For all their powerful impact on the senses and suggestive reach, it is the hard-edged and stringent thrust of his works that makes them so fascinating. The condensation of a multisensory phenomenon, a complex scientific issue, a fundamental evolutionary system – in a completely novel, unique aesthetic form. Abstraction not as some opposite to figuration, but as an element in reducing complexity, in minimizing variables within an over-arching metaphorical system.

Carsten’s works, his images, sculptures, films, installations, concerts and architectures give rise to an all-permeating form of artistic expression, as they focus on the quintessence and likewise act within a set of rules that is constantly being redefined and functions like a model to follow. His are multisensory artworks that implode in an elementary event and can evoke an incisive experience in viewers: Difference mutates into convergence. Nicolai’s complex modulations of light, sound, time and space do not offer heuristic models or visualizing exercises on scientific phenomena, but are instead acutely focusing aesthetic arrangements and impressive artistic amplifiers of our multisensory perception of the world, as well as of the rules and explanatory models we have for centuries developed to cognitively process it.

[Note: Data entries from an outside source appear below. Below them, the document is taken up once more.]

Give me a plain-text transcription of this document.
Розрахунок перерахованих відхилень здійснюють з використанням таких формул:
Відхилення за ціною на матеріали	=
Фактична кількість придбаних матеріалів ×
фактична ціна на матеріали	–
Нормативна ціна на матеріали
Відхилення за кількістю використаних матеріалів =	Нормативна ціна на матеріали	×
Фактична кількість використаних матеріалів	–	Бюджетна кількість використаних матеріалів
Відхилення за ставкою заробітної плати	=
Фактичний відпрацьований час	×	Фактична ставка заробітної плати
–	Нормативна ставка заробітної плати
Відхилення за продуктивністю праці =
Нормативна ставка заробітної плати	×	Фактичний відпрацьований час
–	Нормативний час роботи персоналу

Nicolai’s complex modulations of light, sound, time and space are artistic amplifiers of our multisensory perception of the world

Max Hollein

In 2005, SCHIRN presented “Anti Reflex”, a major exhibition of the oeuvre of artist Carsten Nicolai in Frankfurt. Back in 2002 he took part as an artist, musician, and key organizer of the “Frequencies [HZ]” exhibition at the SCHIRN.

At Kunstsammlung Dresden his work “unitape” is on show until November 8, 2015. Carsten Nicolai purpose-created the monumental audio-visual installation for the museum in his hometown of Chemnitz.